Consent Process for Illiterate Research Participants
Version date: January 7, 2013
Under federal regulations, when a potential research subject cannot read a consent form an alternate consent process must be followed. When a potential research subject is illiterate the regulations allow for the presentation to the potential subject of a short form written consent document that states the required elements of informed consent have been presented orally to the subject or the subject's legally authorized representative and witness to the oral presentation is required. The witness can be a family member, friend, patient advocate, or someone independent of the research team.
When a potential subject is illiterate, the research teams have two options to meet the federal and institutional requirements for informed consent:
- If the consent form that will be used for any subject that would be enrolled is fewer than 5 pages long, the document can be read to the potential research subject who is illiterate along with any applicable HIPAA authorization form. Both the subject (or the subject's representative) and witness must sign the consent form.

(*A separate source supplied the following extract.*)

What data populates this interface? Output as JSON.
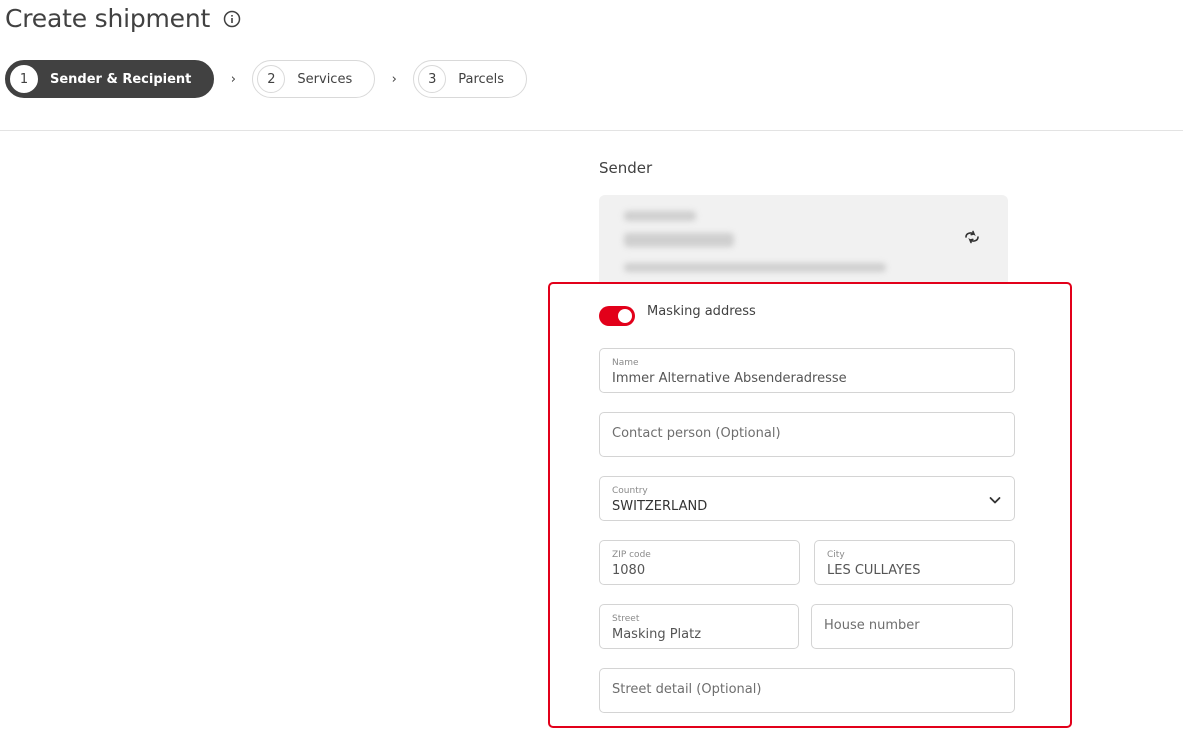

- If the consent form is longer than 5 pages, the research team must prepare a written summary of the study, which includes all of the required elements of consent, that will be read to the potential research subject (or research subject's representative) along with any applicable HIPAA authorization form. Both the subject (or subject's representative) and witness must sign either the study summary or a short form to document an oral consent process should be used in these situations. An example of a study summary that contains the required elements of informed consent and a short form to document the oral consent process are available on the Health Sciences IRBs' website.
The IRB is required to approve a written summary of what is to be said to the subject or the representative to ensure all of the required elements are presented.
It is recommended for the presentation of the consent form as well as the consent process can be audiotaped and a copy of the tape or disc of this conversation can then be provided to the potential subject for review and reference. The fact that the consent form was presented orally to the subject should be documented in the research record.